Most spice brands have no idea which farm their products came from. They buy through brokers, who buy from aggregators, who buy from wholesale markets where product from dozens of farms is blended together. By the time a jar of turmeric reaches a shelf in Dubai or New York, it may have passed through six different hands and spent a year in storage.

Why Direct Sourcing Matters

Direct sourcing is not simply an ethical choice — though it is that too. It is a quality imperative. When we source directly from a farming family in the Jaintia Hills, we know exactly when the turmeric was harvested, how it was dried, and how long it has been in storage. We can specify the variety, the processing method, and the packaging requirements. None of this is possible through a commodity supply chain.

The Farmers We Work With

Our current network includes farming families across four states: Assam, Meghalaya, Nagaland, and Manipur. In Meghalaya, we work with a cooperative of Lakadong turmeric farmers in the Jaintia Hills who have been cultivating this variety for generations. In Nagaland, we source our Bhoot Jolokia from tribal farming families who harvest entirely by hand. In Manipur, our black rice comes from traditional Meitei farmers cultivating Chak-hao using centuries-old methods.

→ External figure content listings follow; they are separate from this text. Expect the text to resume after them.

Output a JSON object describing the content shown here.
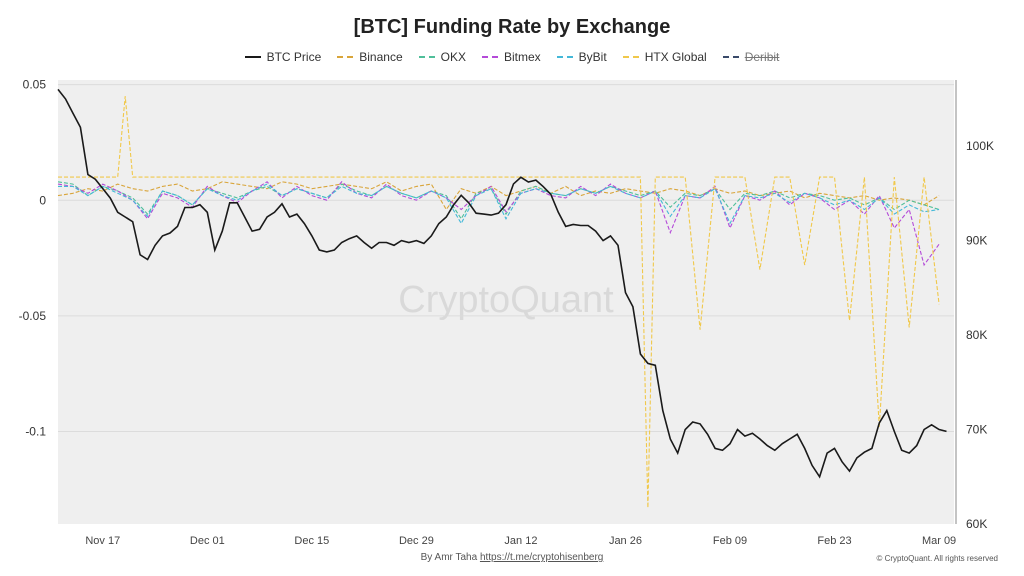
{
  "colors": {
    "btc_price": "#1a1a1a",
    "binance": "#d9a53a",
    "okx": "#4fbf9a",
    "bitmex": "#b44ad8",
    "bybit": "#44b8d8",
    "htx": "#f0c84a",
    "deribit": "#3a4a6a",
    "plot_bg": "#efefef"
  },
  "footer": {
    "by_text": "By Amr Taha",
    "link_text": "https://t.me/cryptohisenberg",
    "copyright": "© CryptoQuant. All rights reserved"
  },
  "watermark": "CryptoQuant",
  "chart_data": {
    "type": "line",
    "title": "[BTC] Funding Rate by Exchange",
    "legend_position": "top-center",
    "grid": true,
    "x_tick_labels": [
      "Nov 17",
      "Dec 01",
      "Dec 15",
      "Dec 29",
      "Jan 12",
      "Jan 26",
      "Feb 09",
      "Feb 23",
      "Mar 09"
    ],
    "x_tick_days": [
      6,
      20,
      34,
      48,
      62,
      76,
      90,
      104,
      118
    ],
    "x_range_days": [
      0,
      120
    ],
    "y_left": {
      "ylim": [
        -0.14,
        0.052
      ],
      "ticks": [
        0.05,
        0,
        -0.05,
        -0.1
      ],
      "tick_labels": [
        "0.05",
        "0",
        "-0.05",
        "-0.1"
      ]
    },
    "y_right": {
      "ylim": [
        60000,
        107000
      ],
      "ticks": [
        100000,
        90000,
        80000,
        70000,
        60000
      ],
      "tick_labels": [
        "100K",
        "90K",
        "80K",
        "70K",
        "60K"
      ]
    },
    "series": [
      {
        "name": "BTC Price",
        "axis": "right",
        "dashed": false,
        "key": "btc_price",
        "x": [
          0,
          1,
          2,
          3,
          4,
          5,
          6,
          7,
          8,
          9,
          10,
          11,
          12,
          13,
          14,
          15,
          16,
          17,
          18,
          19,
          20,
          21,
          22,
          23,
          24,
          25,
          26,
          27,
          28,
          29,
          30,
          31,
          32,
          33,
          34,
          35,
          36,
          37,
          38,
          39,
          40,
          41,
          42,
          43,
          44,
          45,
          46,
          47,
          48,
          49,
          50,
          51,
          52,
          53,
          54,
          55,
          56,
          57,
          58,
          59,
          60,
          61,
          62,
          63,
          64,
          65,
          66,
          67,
          68,
          69,
          70,
          71,
          72,
          73,
          74,
          75,
          76,
          77,
          78,
          79,
          80,
          81,
          82,
          83,
          84,
          85,
          86,
          87,
          88,
          89,
          90,
          91,
          92,
          93,
          94,
          95,
          96,
          97,
          98,
          99,
          100,
          101,
          102,
          103,
          104,
          105,
          106,
          107,
          108,
          109,
          110,
          111,
          112,
          113,
          114,
          115,
          116,
          117,
          118,
          119
        ],
        "y": [
          106000,
          105000,
          103500,
          102000,
          97000,
          96500,
          95500,
          94500,
          93000,
          92500,
          92000,
          88500,
          88000,
          89500,
          90500,
          90800,
          91500,
          93500,
          93500,
          93800,
          93000,
          89000,
          91000,
          94000,
          94000,
          92500,
          91000,
          91200,
          92500,
          93000,
          93900,
          92500,
          92800,
          91800,
          90500,
          89000,
          88800,
          89000,
          89800,
          90200,
          90500,
          89800,
          89200,
          89800,
          89800,
          89500,
          90000,
          89800,
          90000,
          89700,
          90500,
          91800,
          92500,
          93800,
          94800,
          94000,
          92900,
          92800,
          92700,
          92900,
          93800,
          96000,
          96700,
          96200,
          96400,
          95700,
          94900,
          93000,
          91500,
          91700,
          91600,
          91600,
          91000,
          90000,
          90500,
          89500,
          84500,
          83000,
          78000,
          77000,
          76800,
          72000,
          69000,
          67500,
          70000,
          70800,
          70600,
          69500,
          68000,
          67800,
          68500,
          70000,
          69300,
          69600,
          69000,
          68300,
          67800,
          68500,
          69000,
          69500,
          68000,
          66200,
          65000,
          67500,
          68000,
          66600,
          65600,
          67000,
          67600,
          68000,
          70700,
          72000,
          69800,
          67800,
          67500,
          68300,
          70000,
          70500,
          70000,
          69800
        ]
      },
      {
        "name": "Binance",
        "axis": "left",
        "dashed": true,
        "key": "binance",
        "x": [
          0,
          2,
          4,
          6,
          8,
          10,
          12,
          14,
          16,
          18,
          20,
          22,
          24,
          26,
          28,
          30,
          32,
          34,
          36,
          38,
          40,
          42,
          44,
          46,
          48,
          50,
          52,
          54,
          56,
          58,
          60,
          62,
          64,
          66,
          68,
          70,
          72,
          74,
          76,
          78,
          80,
          82,
          84,
          86,
          88,
          90,
          92,
          94,
          96,
          98,
          100,
          102,
          104,
          106,
          108,
          110,
          112,
          114,
          116,
          118
        ],
        "y": [
          0.002,
          0.003,
          0.005,
          0.004,
          0.007,
          0.005,
          0.004,
          0.006,
          0.007,
          0.004,
          0.005,
          0.008,
          0.007,
          0.006,
          0.005,
          0.008,
          0.007,
          0.005,
          0.006,
          0.007,
          0.006,
          0.005,
          0.008,
          0.004,
          0.006,
          0.007,
          -0.004,
          0.005,
          0.003,
          0.006,
          0.002,
          0.004,
          0.006,
          0.003,
          0.006,
          0.002,
          0.004,
          0.003,
          0.005,
          0.004,
          0.003,
          0.005,
          0.004,
          0.002,
          0.005,
          0.003,
          0.004,
          0.002,
          0.003,
          0.004,
          0.001,
          0.003,
          0.002,
          0.001,
          0.002,
          0.0,
          0.001,
          0.0,
          -0.002,
          0.002
        ]
      },
      {
        "name": "OKX",
        "axis": "left",
        "dashed": true,
        "key": "okx",
        "x": [
          0,
          2,
          4,
          6,
          8,
          10,
          12,
          14,
          16,
          18,
          20,
          22,
          24,
          26,
          28,
          30,
          32,
          34,
          36,
          38,
          40,
          42,
          44,
          46,
          48,
          50,
          52,
          54,
          56,
          58,
          60,
          62,
          64,
          66,
          68,
          70,
          72,
          74,
          76,
          78,
          80,
          82,
          84,
          86,
          88,
          90,
          92,
          94,
          96,
          98,
          100,
          102,
          104,
          106,
          108,
          110,
          112,
          114,
          116,
          118
        ],
        "y": [
          0.008,
          0.007,
          0.002,
          0.006,
          0.004,
          0.001,
          -0.006,
          0.004,
          0.002,
          -0.002,
          0.005,
          0.003,
          0.001,
          0.004,
          0.006,
          0.002,
          0.005,
          0.003,
          0.001,
          0.007,
          0.004,
          0.002,
          0.006,
          0.003,
          0.001,
          0.004,
          0.002,
          -0.008,
          0.003,
          0.005,
          -0.006,
          0.004,
          0.006,
          0.003,
          0.002,
          0.005,
          0.003,
          0.006,
          0.004,
          0.002,
          0.004,
          -0.003,
          0.003,
          0.002,
          0.005,
          -0.004,
          0.003,
          0.002,
          0.004,
          0.001,
          0.003,
          0.002,
          0.0,
          0.001,
          -0.002,
          0.001,
          -0.004,
          0.0,
          -0.002,
          -0.004
        ]
      },
      {
        "name": "Bitmex",
        "axis": "left",
        "dashed": true,
        "key": "bitmex",
        "x": [
          0,
          2,
          4,
          6,
          8,
          10,
          12,
          14,
          16,
          18,
          20,
          22,
          24,
          26,
          28,
          30,
          32,
          34,
          36,
          38,
          40,
          42,
          44,
          46,
          48,
          50,
          52,
          54,
          56,
          58,
          60,
          62,
          64,
          66,
          68,
          70,
          72,
          74,
          76,
          78,
          80,
          82,
          84,
          86,
          88,
          90,
          92,
          94,
          96,
          98,
          100,
          102,
          104,
          106,
          108,
          110,
          112,
          114,
          116,
          118
        ],
        "y": [
          0.007,
          0.006,
          0.003,
          0.007,
          0.004,
          0.0,
          -0.008,
          0.003,
          0.001,
          -0.003,
          0.006,
          0.002,
          -0.001,
          0.004,
          0.008,
          0.001,
          0.006,
          0.002,
          0.0,
          0.008,
          0.003,
          0.001,
          0.007,
          0.002,
          0.0,
          0.004,
          0.001,
          -0.004,
          0.002,
          0.006,
          -0.005,
          0.003,
          0.005,
          0.002,
          0.001,
          0.006,
          0.002,
          0.007,
          0.003,
          0.001,
          0.004,
          -0.014,
          0.002,
          0.001,
          0.006,
          -0.012,
          0.002,
          0.0,
          0.004,
          -0.002,
          0.003,
          0.001,
          -0.004,
          0.0,
          -0.006,
          0.002,
          -0.012,
          -0.004,
          -0.028,
          -0.019
        ]
      },
      {
        "name": "ByBit",
        "axis": "left",
        "dashed": true,
        "key": "bybit",
        "x": [
          0,
          2,
          4,
          6,
          8,
          10,
          12,
          14,
          16,
          18,
          20,
          22,
          24,
          26,
          28,
          30,
          32,
          34,
          36,
          38,
          40,
          42,
          44,
          46,
          48,
          50,
          52,
          54,
          56,
          58,
          60,
          62,
          64,
          66,
          68,
          70,
          72,
          74,
          76,
          78,
          80,
          82,
          84,
          86,
          88,
          90,
          92,
          94,
          96,
          98,
          100,
          102,
          104,
          106,
          108,
          110,
          112,
          114,
          116,
          118
        ],
        "y": [
          0.006,
          0.006,
          0.002,
          0.006,
          0.003,
          0.0,
          -0.007,
          0.004,
          0.002,
          -0.002,
          0.005,
          0.002,
          0.0,
          0.004,
          0.007,
          0.002,
          0.005,
          0.003,
          0.001,
          0.006,
          0.003,
          0.002,
          0.006,
          0.003,
          0.001,
          0.004,
          0.001,
          -0.01,
          0.002,
          0.005,
          -0.008,
          0.003,
          0.005,
          0.003,
          0.002,
          0.005,
          0.003,
          0.006,
          0.003,
          0.001,
          0.004,
          -0.007,
          0.002,
          0.001,
          0.005,
          -0.01,
          0.002,
          0.001,
          0.003,
          -0.001,
          0.003,
          0.001,
          -0.002,
          0.0,
          -0.004,
          0.001,
          -0.006,
          -0.002,
          -0.005,
          -0.004
        ]
      },
      {
        "name": "HTX Global",
        "axis": "left",
        "dashed": true,
        "key": "htx",
        "x": [
          0,
          2,
          4,
          6,
          8,
          9,
          10,
          12,
          14,
          16,
          18,
          20,
          22,
          24,
          26,
          28,
          30,
          32,
          34,
          36,
          38,
          40,
          42,
          44,
          46,
          48,
          50,
          52,
          54,
          56,
          58,
          60,
          62,
          64,
          66,
          68,
          70,
          72,
          74,
          76,
          78,
          79,
          80,
          82,
          84,
          86,
          88,
          90,
          92,
          94,
          96,
          98,
          100,
          102,
          104,
          106,
          108,
          110,
          112,
          114,
          116,
          118
        ],
        "y": [
          0.01,
          0.01,
          0.01,
          0.01,
          0.01,
          0.045,
          0.01,
          0.01,
          0.01,
          0.01,
          0.01,
          0.01,
          0.01,
          0.01,
          0.01,
          0.01,
          0.01,
          0.01,
          0.01,
          0.01,
          0.01,
          0.01,
          0.01,
          0.01,
          0.01,
          0.01,
          0.01,
          0.01,
          0.01,
          0.01,
          0.01,
          0.01,
          0.01,
          0.01,
          0.01,
          0.01,
          0.01,
          0.01,
          0.01,
          0.01,
          0.01,
          -0.133,
          0.01,
          0.01,
          0.01,
          -0.056,
          0.01,
          0.01,
          0.01,
          -0.03,
          0.01,
          0.01,
          -0.028,
          0.01,
          0.01,
          -0.052,
          0.01,
          -0.098,
          0.01,
          -0.055,
          0.01,
          -0.045
        ]
      },
      {
        "name": "Deribit",
        "axis": "left",
        "dashed": true,
        "hidden": true,
        "key": "deribit",
        "x": [],
        "y": []
      }
    ]
  }
}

Fair Pricing and Long-Term Relationships

We pay above market rates — consistently. This is not charity; it is a business decision. Farmers who receive fair prices invest in better practices, better yields, and better quality. They do not need to cut corners to survive. The relationship is mutually beneficial and designed to be permanent. We are not looking for the cheapest source. We are looking for the best source, and we are willing to pay for it.

What This Means for You

When you buy a product from Laahé, you are participating in a supply chain that is genuinely different from the global commodity system. You are buying something that was grown by people we know, in soil we have visited, processed within weeks of harvest, and shipped directly to you with full traceability. That is what farm to bottle actually means. Not a label. A practice.